EU institutions are often demonised in the Catholic and Orthodox Christian capitals in eastern Europe as enemies of traditional values.

The NGO on Wednesday said last year was “a mixture of achievement and unmet expectations” by EU officials.

One hand, an EU agency in Vienna began monitoring hate crimes against asylum seekers, but on the other hand the EU designated Russia, Turkey, and some north African states as safe places to deport people to even though they persecuted LGBTI people.

The Commission forced big social media firms like Facebook and Twitter to take down hate speech. They also proposed that EU states should censor anti-gay hate speech in audiovisual media, but the project is yet to bear fruit.

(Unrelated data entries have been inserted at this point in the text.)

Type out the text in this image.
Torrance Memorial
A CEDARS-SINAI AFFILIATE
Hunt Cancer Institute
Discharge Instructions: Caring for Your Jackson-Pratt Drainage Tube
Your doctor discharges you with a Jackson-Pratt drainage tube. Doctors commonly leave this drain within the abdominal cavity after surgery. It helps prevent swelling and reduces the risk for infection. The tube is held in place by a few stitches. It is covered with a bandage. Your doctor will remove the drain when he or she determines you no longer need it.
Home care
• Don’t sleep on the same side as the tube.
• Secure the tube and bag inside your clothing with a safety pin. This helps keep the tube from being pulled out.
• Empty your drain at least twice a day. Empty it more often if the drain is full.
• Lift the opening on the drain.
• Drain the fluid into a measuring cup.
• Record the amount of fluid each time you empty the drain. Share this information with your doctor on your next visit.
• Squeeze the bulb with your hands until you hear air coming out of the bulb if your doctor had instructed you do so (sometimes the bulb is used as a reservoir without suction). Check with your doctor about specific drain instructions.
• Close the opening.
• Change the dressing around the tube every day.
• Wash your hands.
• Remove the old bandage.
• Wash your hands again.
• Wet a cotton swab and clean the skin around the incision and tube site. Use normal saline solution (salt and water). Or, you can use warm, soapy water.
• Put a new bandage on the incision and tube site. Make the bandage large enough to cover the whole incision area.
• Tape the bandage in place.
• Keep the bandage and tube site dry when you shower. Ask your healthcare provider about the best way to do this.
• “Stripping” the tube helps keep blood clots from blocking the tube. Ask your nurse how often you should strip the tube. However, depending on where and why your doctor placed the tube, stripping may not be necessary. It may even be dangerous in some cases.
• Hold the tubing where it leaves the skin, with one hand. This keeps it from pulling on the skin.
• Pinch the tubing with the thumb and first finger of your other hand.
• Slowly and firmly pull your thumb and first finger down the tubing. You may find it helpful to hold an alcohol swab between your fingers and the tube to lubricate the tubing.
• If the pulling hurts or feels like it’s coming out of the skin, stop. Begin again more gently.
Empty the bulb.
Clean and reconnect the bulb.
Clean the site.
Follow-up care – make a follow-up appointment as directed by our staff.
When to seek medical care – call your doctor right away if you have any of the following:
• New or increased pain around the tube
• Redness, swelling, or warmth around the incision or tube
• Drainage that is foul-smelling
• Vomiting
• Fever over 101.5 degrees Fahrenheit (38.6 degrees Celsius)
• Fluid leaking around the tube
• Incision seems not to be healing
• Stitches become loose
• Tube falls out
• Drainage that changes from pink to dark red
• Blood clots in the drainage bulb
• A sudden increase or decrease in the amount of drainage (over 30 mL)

The EU also forced candidate countries in the Western Balkans to take gay rights more seriously.

It adopted the first ever LGBTI-specific conclusions in the Council and debated intersex rights for the first time in the European Parliament.

But Hungary (45%) opted out of the Council’s pro-LGBTI text and forced the insertion of a clause saying that “national identities and constitutional tradition” must be protected.

The EU also failed to follow-up on Lithuania’s bid to ban the circulation of a video on family equality in Lithuania or on Poland’s disregard of foreign same-sex civil unions.